10. The polynucleotide according to claim 9, wherein the polypeptide comprises, consists essentially of, or consists of a mature polypeptide of SEQ ID NO:1; preferably wherein the polypeptide comprises, consists essentially of, or consists of SEQ ID NO:2 or SEQ ID NO:3.

11. A recombinant host cell transformed with a polynucleotide of any one of claims 9-10.

12. The recombinant host cell according to claim 12, which is an Aspergillus cell; preferably wherein the recombinant host cell is an Aspergillus niger cell or an Aspergillus oryzae cell; most preferably wherein the recombinant host cell is an Aspergillus oryzae cell.

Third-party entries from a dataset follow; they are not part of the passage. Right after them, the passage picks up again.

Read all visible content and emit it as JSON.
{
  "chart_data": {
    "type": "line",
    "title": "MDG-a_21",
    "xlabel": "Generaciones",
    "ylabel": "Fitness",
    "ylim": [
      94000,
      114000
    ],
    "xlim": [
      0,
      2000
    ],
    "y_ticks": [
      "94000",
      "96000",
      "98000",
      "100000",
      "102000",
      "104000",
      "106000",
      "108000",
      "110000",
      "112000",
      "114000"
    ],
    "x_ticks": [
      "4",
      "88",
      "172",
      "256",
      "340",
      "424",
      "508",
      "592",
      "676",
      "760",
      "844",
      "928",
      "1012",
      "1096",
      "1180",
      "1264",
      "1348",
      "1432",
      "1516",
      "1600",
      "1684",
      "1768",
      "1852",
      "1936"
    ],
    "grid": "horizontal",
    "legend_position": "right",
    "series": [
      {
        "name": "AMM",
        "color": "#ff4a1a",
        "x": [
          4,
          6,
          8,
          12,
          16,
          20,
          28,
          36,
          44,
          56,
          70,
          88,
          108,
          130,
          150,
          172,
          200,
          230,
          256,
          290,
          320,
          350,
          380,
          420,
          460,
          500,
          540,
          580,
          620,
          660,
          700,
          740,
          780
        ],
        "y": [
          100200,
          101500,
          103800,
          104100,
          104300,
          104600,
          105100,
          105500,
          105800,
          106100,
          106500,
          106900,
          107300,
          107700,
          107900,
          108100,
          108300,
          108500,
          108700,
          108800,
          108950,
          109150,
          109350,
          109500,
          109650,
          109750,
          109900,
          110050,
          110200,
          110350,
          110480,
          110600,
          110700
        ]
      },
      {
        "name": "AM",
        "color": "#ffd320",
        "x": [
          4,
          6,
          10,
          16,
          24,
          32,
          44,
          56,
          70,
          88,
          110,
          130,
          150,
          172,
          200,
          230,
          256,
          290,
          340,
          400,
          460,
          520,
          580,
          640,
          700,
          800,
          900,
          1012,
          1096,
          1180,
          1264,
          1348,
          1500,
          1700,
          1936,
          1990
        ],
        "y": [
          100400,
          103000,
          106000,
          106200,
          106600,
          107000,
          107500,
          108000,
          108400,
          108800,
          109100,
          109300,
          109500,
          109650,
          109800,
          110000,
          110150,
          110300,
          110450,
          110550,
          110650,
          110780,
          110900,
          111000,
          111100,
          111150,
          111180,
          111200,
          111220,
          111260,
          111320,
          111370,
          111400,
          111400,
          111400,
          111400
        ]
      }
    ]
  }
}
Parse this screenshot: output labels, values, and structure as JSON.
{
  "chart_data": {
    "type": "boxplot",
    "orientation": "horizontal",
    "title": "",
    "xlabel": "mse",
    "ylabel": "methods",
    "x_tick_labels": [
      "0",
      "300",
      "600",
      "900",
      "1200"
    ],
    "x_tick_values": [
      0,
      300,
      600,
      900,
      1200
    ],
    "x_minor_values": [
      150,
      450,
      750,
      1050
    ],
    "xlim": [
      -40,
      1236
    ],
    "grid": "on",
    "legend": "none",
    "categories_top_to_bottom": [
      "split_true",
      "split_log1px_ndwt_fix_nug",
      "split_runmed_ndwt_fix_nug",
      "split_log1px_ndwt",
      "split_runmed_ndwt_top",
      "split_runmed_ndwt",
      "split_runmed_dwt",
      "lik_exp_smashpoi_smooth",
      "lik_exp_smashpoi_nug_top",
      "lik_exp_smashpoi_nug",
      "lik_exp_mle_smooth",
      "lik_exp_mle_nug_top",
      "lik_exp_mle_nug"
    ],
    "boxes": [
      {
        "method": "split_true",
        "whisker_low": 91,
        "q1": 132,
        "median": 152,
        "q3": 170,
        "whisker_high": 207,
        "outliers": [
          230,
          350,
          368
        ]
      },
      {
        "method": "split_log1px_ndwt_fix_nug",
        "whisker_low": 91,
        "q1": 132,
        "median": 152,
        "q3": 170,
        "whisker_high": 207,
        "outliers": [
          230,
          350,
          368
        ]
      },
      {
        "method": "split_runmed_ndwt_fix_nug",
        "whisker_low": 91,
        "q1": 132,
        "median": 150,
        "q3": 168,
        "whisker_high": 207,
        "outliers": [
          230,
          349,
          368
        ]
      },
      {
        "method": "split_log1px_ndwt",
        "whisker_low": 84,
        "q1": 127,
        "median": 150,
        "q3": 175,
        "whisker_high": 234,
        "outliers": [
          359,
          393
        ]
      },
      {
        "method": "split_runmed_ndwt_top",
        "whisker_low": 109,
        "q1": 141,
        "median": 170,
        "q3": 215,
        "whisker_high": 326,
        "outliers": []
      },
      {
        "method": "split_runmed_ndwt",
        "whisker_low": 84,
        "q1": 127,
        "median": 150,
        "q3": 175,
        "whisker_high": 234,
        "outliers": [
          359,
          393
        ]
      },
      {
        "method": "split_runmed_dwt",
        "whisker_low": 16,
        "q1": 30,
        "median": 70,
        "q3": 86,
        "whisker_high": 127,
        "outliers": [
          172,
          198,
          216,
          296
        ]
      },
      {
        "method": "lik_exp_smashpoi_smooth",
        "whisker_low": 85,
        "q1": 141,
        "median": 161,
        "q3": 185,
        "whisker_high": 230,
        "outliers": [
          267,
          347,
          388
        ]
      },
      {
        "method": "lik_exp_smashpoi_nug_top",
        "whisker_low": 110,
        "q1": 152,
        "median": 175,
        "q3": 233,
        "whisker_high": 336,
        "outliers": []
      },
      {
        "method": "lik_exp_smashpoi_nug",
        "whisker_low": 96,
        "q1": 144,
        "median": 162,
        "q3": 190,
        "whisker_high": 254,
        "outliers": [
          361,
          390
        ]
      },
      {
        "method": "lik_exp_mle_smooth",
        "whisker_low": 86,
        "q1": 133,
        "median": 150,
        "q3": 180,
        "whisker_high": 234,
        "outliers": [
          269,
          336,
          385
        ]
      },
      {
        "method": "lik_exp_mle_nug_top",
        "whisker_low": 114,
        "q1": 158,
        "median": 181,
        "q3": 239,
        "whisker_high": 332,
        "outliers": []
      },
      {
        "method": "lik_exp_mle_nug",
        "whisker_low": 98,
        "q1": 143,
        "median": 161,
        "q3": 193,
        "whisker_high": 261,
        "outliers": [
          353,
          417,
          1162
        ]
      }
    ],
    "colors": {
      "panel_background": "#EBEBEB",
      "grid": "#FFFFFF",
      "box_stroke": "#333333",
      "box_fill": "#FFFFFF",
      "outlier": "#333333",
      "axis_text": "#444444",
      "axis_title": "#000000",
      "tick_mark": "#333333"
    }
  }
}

13. A method of producing a polypeptide, comprising (a) cultivating a recombinant host cell according to any one of claim 11-12 under conditions suitable for expression of the polypeptide; and (b) recovering the polypeptide.

14. The method according to claim 13, wherein the polypeptide comprises, consists essentially of, or consists of a mature polypeptide of SEQ ID NO:1 ; preferably wherein the polypeptide comprises, consists essentially of, or consists of SEQ ID NO:2 or SEQ ID NO:3.